Ik wil ook dat de pijnpunten van het register, of men het nu horror noemt of niet, weggewerkt worden en dat er één register komt op één plaats. Er mogen geen externen toegang toe hebben die het nog kunnen aanpassen. We moeten die interne processen zuiver maken.
Ik ga zeker akkoord met rationalisatie. Ik heb de mensen van de VLUHR gezien. Daar hebben we nu afspraken gemaakt. De hogescholen zijn bezig. Bij de universiteiten lopen de debatten niet zo makkelijk, maar we hebben afgesproken om eind augustus, na het verlof – niet begin juli, omdat het akkoord secundair onderwijs er tussenin is gekomen – samen te komen. Ik moet dan de voorstellen hebben. Informeel weet ik wel waar men mee bezig is. U hebt twee punten gezegd: het aantal richtingen, de benamingen en de inhoud. Dat is ook voor de jongeren die afstuderen goed. Er zal nog eventjes geduld moeten worden uitgeoefend, maar mijn tijd is ook beperkt. Ik heb ooit gezegd dat ik de bevriezing langer zou laten duren, maar ik weet dat dat vooral voor de kleine instellingen problematisch kan zijn. Als er geen voorstellen komen, zal ik zelf met voorstellen komen. Daarover mogen jullie ook input geven. Ik veronderstel dat dat een voldoende motivatie zal zijn om de hogescholen en de universiteiten zelf met een voorstel te laten komen.

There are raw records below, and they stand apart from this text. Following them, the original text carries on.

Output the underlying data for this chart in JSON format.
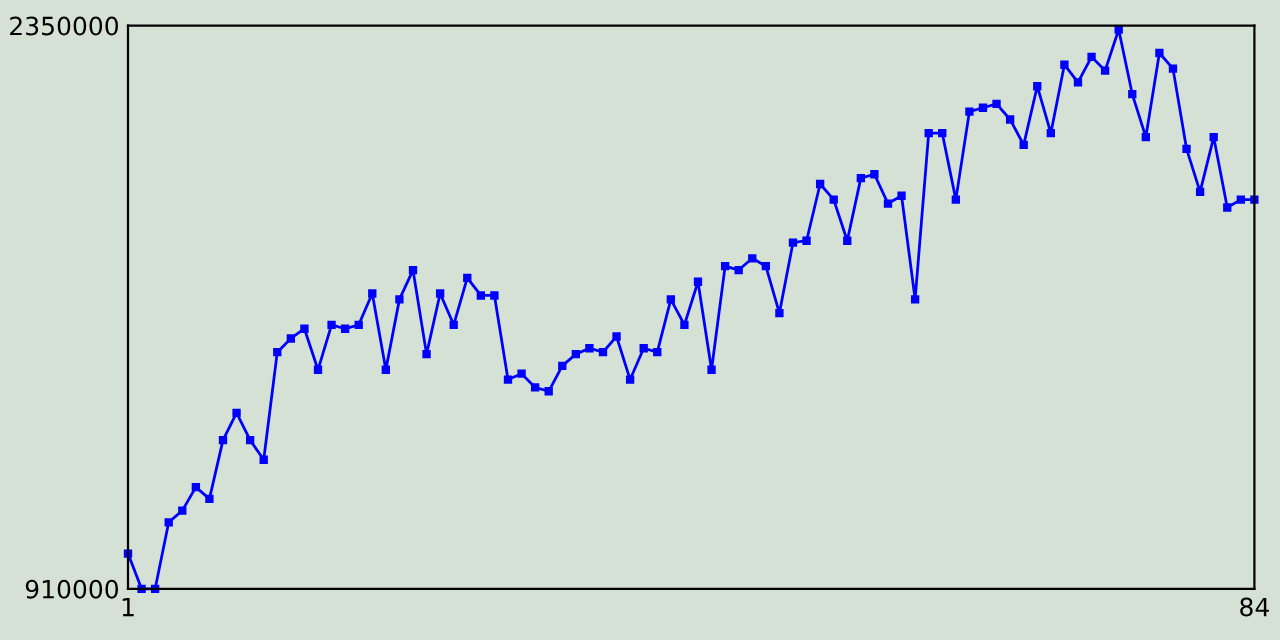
{
  "chart_data": {
    "type": "line",
    "x": [
      1,
      2,
      3,
      4,
      5,
      6,
      7,
      8,
      9,
      10,
      11,
      12,
      13,
      14,
      15,
      16,
      17,
      18,
      19,
      20,
      21,
      22,
      23,
      24,
      25,
      26,
      27,
      28,
      29,
      30,
      31,
      32,
      33,
      34,
      35,
      36,
      37,
      38,
      39,
      40,
      41,
      42,
      43,
      44,
      45,
      46,
      47,
      48,
      49,
      50,
      51,
      52,
      53,
      54,
      55,
      56,
      57,
      58,
      59,
      60,
      61,
      62,
      63,
      64,
      65,
      66,
      67,
      68,
      69,
      70,
      71,
      72,
      73,
      74,
      75,
      76,
      77,
      78,
      79,
      80,
      81,
      82,
      83,
      84
    ],
    "series": [
      {
        "color": "#0000ff",
        "values": [
          1000000,
          910000,
          910000,
          1080000,
          1110000,
          1170000,
          1140000,
          1290000,
          1360000,
          1290000,
          1240000,
          1515000,
          1550000,
          1575000,
          1470000,
          1585000,
          1575000,
          1585000,
          1665000,
          1470000,
          1650000,
          1725000,
          1510000,
          1665000,
          1585000,
          1705000,
          1660000,
          1660000,
          1445000,
          1460000,
          1425000,
          1415000,
          1480000,
          1510000,
          1525000,
          1515000,
          1555000,
          1445000,
          1525000,
          1515000,
          1650000,
          1585000,
          1695000,
          1470000,
          1735000,
          1725000,
          1755000,
          1735000,
          1615000,
          1795000,
          1800000,
          1945000,
          1905000,
          1800000,
          1960000,
          1970000,
          1895000,
          1915000,
          1650000,
          2075000,
          2075000,
          1905000,
          2130000,
          2140000,
          2150000,
          2110000,
          2045000,
          2195000,
          2075000,
          2250000,
          2205000,
          2270000,
          2235000,
          2340000,
          2175000,
          2065000,
          2280000,
          2240000,
          2035000,
          1925000,
          2065000,
          1885000,
          1905000,
          1905000
        ]
      }
    ],
    "xlim": [
      1,
      84
    ],
    "xticks": [
      1,
      84
    ],
    "ylim": [
      910000,
      2350000
    ],
    "yticks": [
      910000,
      2350000
    ],
    "marker": "square",
    "line_style": "solid",
    "grid": false,
    "legend": false
  }
}
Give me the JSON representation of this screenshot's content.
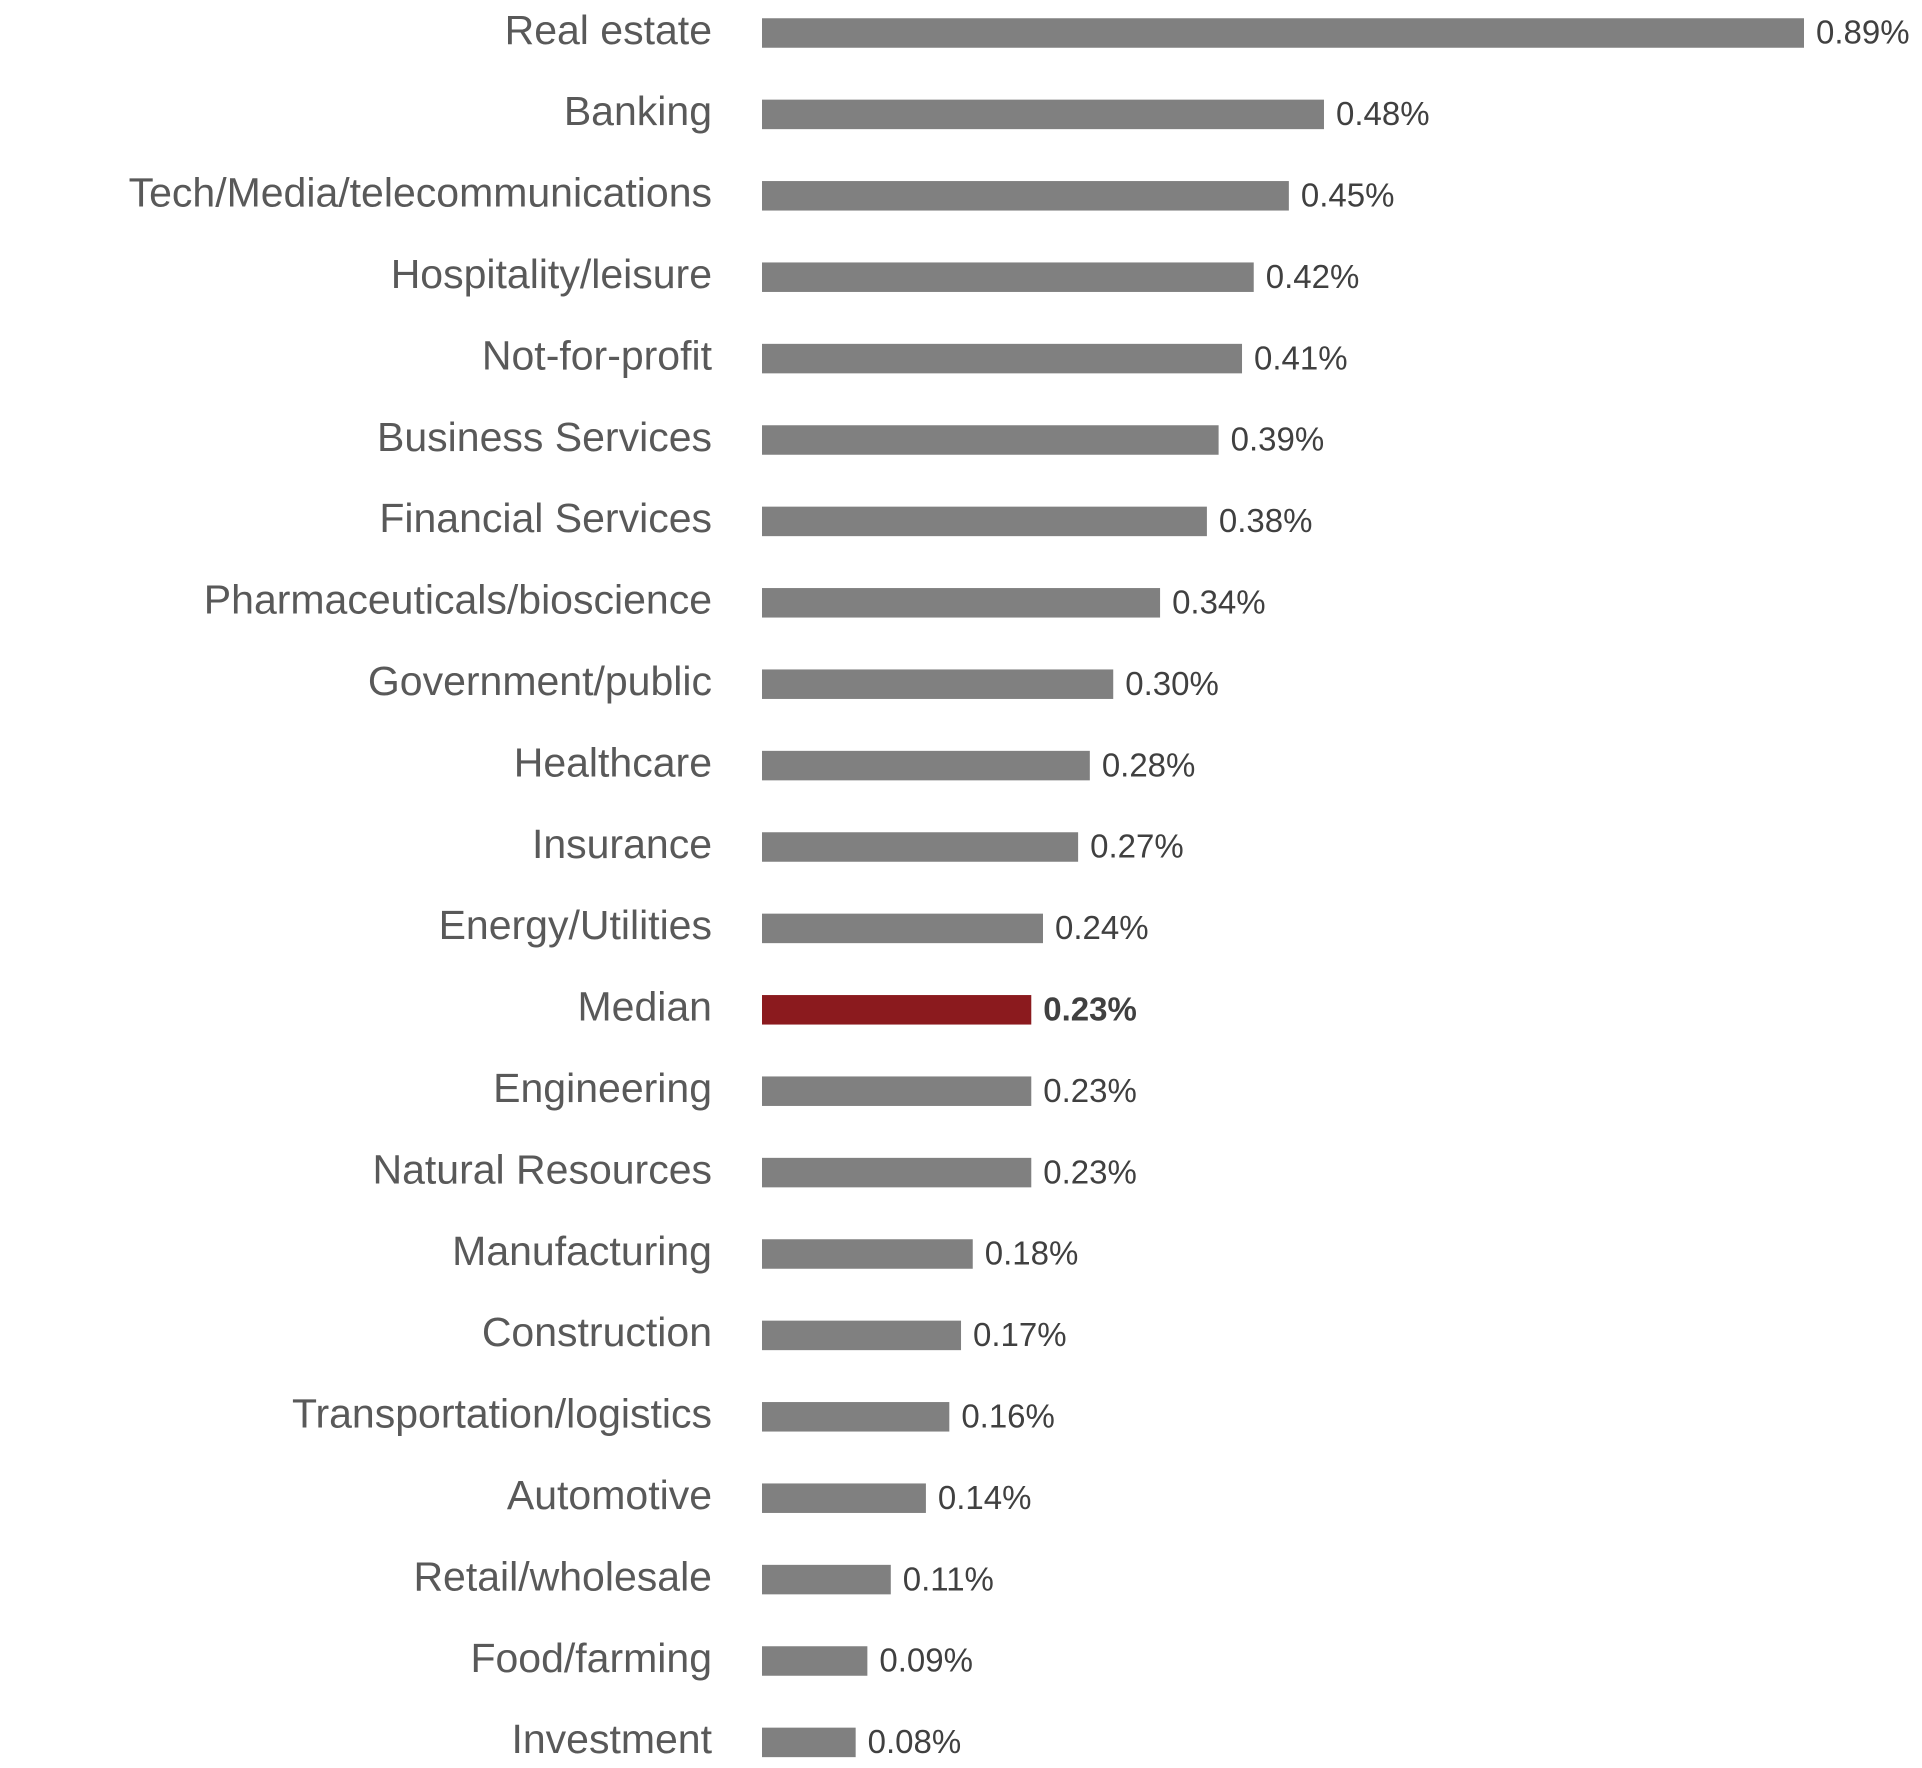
{
  "chart_data": {
    "type": "bar",
    "orientation": "horizontal",
    "categories": [
      "Real estate",
      "Banking",
      "Tech/Media/telecommunications",
      "Hospitality/leisure",
      "Not-for-profit",
      "Business Services",
      "Financial Services",
      "Pharmaceuticals/bioscience",
      "Government/public",
      "Healthcare",
      "Insurance",
      "Energy/Utilities",
      "Median",
      "Engineering",
      "Natural Resources",
      "Manufacturing",
      "Construction",
      "Transportation/logistics",
      "Automotive",
      "Retail/wholesale",
      "Food/farming",
      "Investment"
    ],
    "values": [
      0.89,
      0.48,
      0.45,
      0.42,
      0.41,
      0.39,
      0.38,
      0.34,
      0.3,
      0.28,
      0.27,
      0.24,
      0.23,
      0.23,
      0.23,
      0.18,
      0.17,
      0.16,
      0.14,
      0.11,
      0.09,
      0.08
    ],
    "value_labels": [
      "0.89%",
      "0.48%",
      "0.45%",
      "0.42%",
      "0.41%",
      "0.39%",
      "0.38%",
      "0.34%",
      "0.30%",
      "0.28%",
      "0.27%",
      "0.24%",
      "0.23%",
      "0.23%",
      "0.23%",
      "0.18%",
      "0.17%",
      "0.16%",
      "0.14%",
      "0.11%",
      "0.09%",
      "0.08%"
    ],
    "colors": [
      "#808080",
      "#808080",
      "#808080",
      "#808080",
      "#808080",
      "#808080",
      "#808080",
      "#808080",
      "#808080",
      "#808080",
      "#808080",
      "#808080",
      "#8b1a1e",
      "#808080",
      "#808080",
      "#808080",
      "#808080",
      "#808080",
      "#808080",
      "#808080",
      "#808080",
      "#808080"
    ],
    "bold": [
      "Median"
    ]
  }
}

De heer De Meyer heeft het woord.
Minister, ik vertrouw op u voor de verdere afhandeling van dit dossier. In verband met uw verwijzing naar de geschiedenis, doe ik een suggestie: als men de toekomst goed wil voorbereiden, moet men altijd de geschiedenis van het dossier kennen.
Gelukkig zijn in dit dossier de studenten niet het slachtoffer. Dat wil ik nog onderstrepen.

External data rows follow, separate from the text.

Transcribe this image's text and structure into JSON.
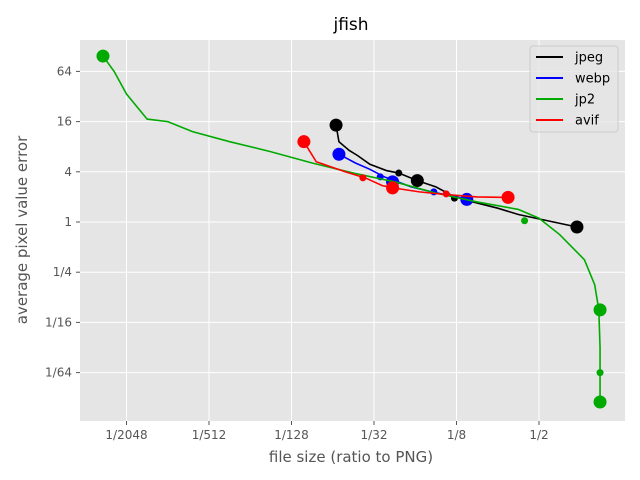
{
  "chart_data": {
    "type": "line",
    "title": "jfish",
    "xlabel": "file size (ratio to PNG)",
    "ylabel": "average pixel value error",
    "xscale": "log2",
    "yscale": "log2",
    "xlim_log2": [
      -12.1,
      1.7
    ],
    "ylim_log2": [
      -7.9,
      7.25
    ],
    "x_ticks": [
      {
        "label": "1/2048",
        "log2": -11
      },
      {
        "label": "1/512",
        "log2": -9
      },
      {
        "label": "1/128",
        "log2": -7
      },
      {
        "label": "1/32",
        "log2": -5
      },
      {
        "label": "1/8",
        "log2": -3
      },
      {
        "label": "1/2",
        "log2": -1
      }
    ],
    "y_ticks": [
      {
        "label": "64",
        "log2": 6
      },
      {
        "label": "16",
        "log2": 4
      },
      {
        "label": "4",
        "log2": 2
      },
      {
        "label": "1",
        "log2": 0
      },
      {
        "label": "1/4",
        "log2": -2
      },
      {
        "label": "1/16",
        "log2": -4
      },
      {
        "label": "1/64",
        "log2": -6
      }
    ],
    "grid": true,
    "legend_position": "upper right",
    "series": [
      {
        "name": "jpeg",
        "color": "#000000",
        "points_log2": [
          [
            -5.92,
            3.86
          ],
          [
            -5.85,
            3.2
          ],
          [
            -5.6,
            2.85
          ],
          [
            -5.4,
            2.65
          ],
          [
            -5.1,
            2.3
          ],
          [
            -4.7,
            2.05
          ],
          [
            -4.4,
            1.95
          ],
          [
            -3.95,
            1.65
          ],
          [
            -3.5,
            1.4
          ],
          [
            -3.1,
            1.05
          ],
          [
            -2.6,
            0.8
          ],
          [
            -2.0,
            0.55
          ],
          [
            -1.5,
            0.3
          ],
          [
            -0.08,
            -0.2
          ]
        ],
        "large_markers_log2": [
          [
            -5.92,
            3.86
          ],
          [
            -3.95,
            1.65
          ],
          [
            -0.08,
            -0.2
          ]
        ],
        "small_markers_log2": [
          [
            -4.4,
            1.95
          ],
          [
            -3.05,
            0.95
          ]
        ]
      },
      {
        "name": "webp",
        "color": "#0000ff",
        "points_log2": [
          [
            -5.85,
            2.7
          ],
          [
            -5.45,
            2.35
          ],
          [
            -5.1,
            2.1
          ],
          [
            -4.75,
            1.8
          ],
          [
            -4.5,
            1.65
          ],
          [
            -4.1,
            1.4
          ],
          [
            -3.6,
            1.2
          ],
          [
            -3.0,
            1.0
          ],
          [
            -2.75,
            0.9
          ]
        ],
        "large_markers_log2": [
          [
            -5.85,
            2.7
          ],
          [
            -4.55,
            1.6
          ],
          [
            -2.75,
            0.9
          ]
        ],
        "small_markers_log2": [
          [
            -4.85,
            1.8
          ],
          [
            -3.55,
            1.2
          ]
        ]
      },
      {
        "name": "jp2",
        "color": "#00aa00",
        "points_log2": [
          [
            -11.57,
            6.61
          ],
          [
            -11.3,
            6.0
          ],
          [
            -11.0,
            5.1
          ],
          [
            -10.5,
            4.1
          ],
          [
            -10.0,
            4.0
          ],
          [
            -9.4,
            3.6
          ],
          [
            -8.5,
            3.2
          ],
          [
            -7.5,
            2.8
          ],
          [
            -6.5,
            2.35
          ],
          [
            -5.5,
            1.95
          ],
          [
            -4.5,
            1.6
          ],
          [
            -3.5,
            1.15
          ],
          [
            -2.5,
            0.8
          ],
          [
            -1.5,
            0.5
          ],
          [
            -1.0,
            0.15
          ],
          [
            -0.5,
            -0.5
          ],
          [
            0.1,
            -1.5
          ],
          [
            0.35,
            -2.5
          ],
          [
            0.45,
            -3.5
          ],
          [
            0.48,
            -5.0
          ],
          [
            0.48,
            -7.17
          ]
        ],
        "large_markers_log2": [
          [
            -11.57,
            6.61
          ],
          [
            0.48,
            -3.5
          ],
          [
            0.48,
            -7.17
          ]
        ],
        "small_markers_log2": [
          [
            -1.35,
            0.05
          ],
          [
            0.48,
            -6.0
          ]
        ]
      },
      {
        "name": "avif",
        "color": "#ff0000",
        "points_log2": [
          [
            -6.7,
            3.2
          ],
          [
            -6.4,
            2.4
          ],
          [
            -5.7,
            2.0
          ],
          [
            -5.2,
            1.75
          ],
          [
            -4.8,
            1.45
          ],
          [
            -4.5,
            1.35
          ],
          [
            -3.9,
            1.2
          ],
          [
            -3.3,
            1.1
          ],
          [
            -2.5,
            1.0
          ],
          [
            -1.75,
            0.98
          ]
        ],
        "large_markers_log2": [
          [
            -6.7,
            3.2
          ],
          [
            -4.55,
            1.36
          ],
          [
            -1.75,
            0.98
          ]
        ],
        "small_markers_log2": [
          [
            -5.27,
            1.76
          ],
          [
            -3.25,
            1.12
          ]
        ]
      }
    ]
  }
}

De heer Moyaers heeft het woord.
Ik krijg heel wat Limburgse studenten aan de lijn die zich afvragen hoe het nu zit, en of ze veilig zijn. Ze zijn ongerust op verschillende vlakken. Het is misschien belangrijk dat we daar ook goed over communiceren. Maar blijkbaar zijn ze veilig. Dat stelt me gerust. Dat betekent dat de mensen die nu aan het studeren zijn om een diploma te halen, op beide oren kunnen slapen.
De vragen om uitleg zijn afgehandeld.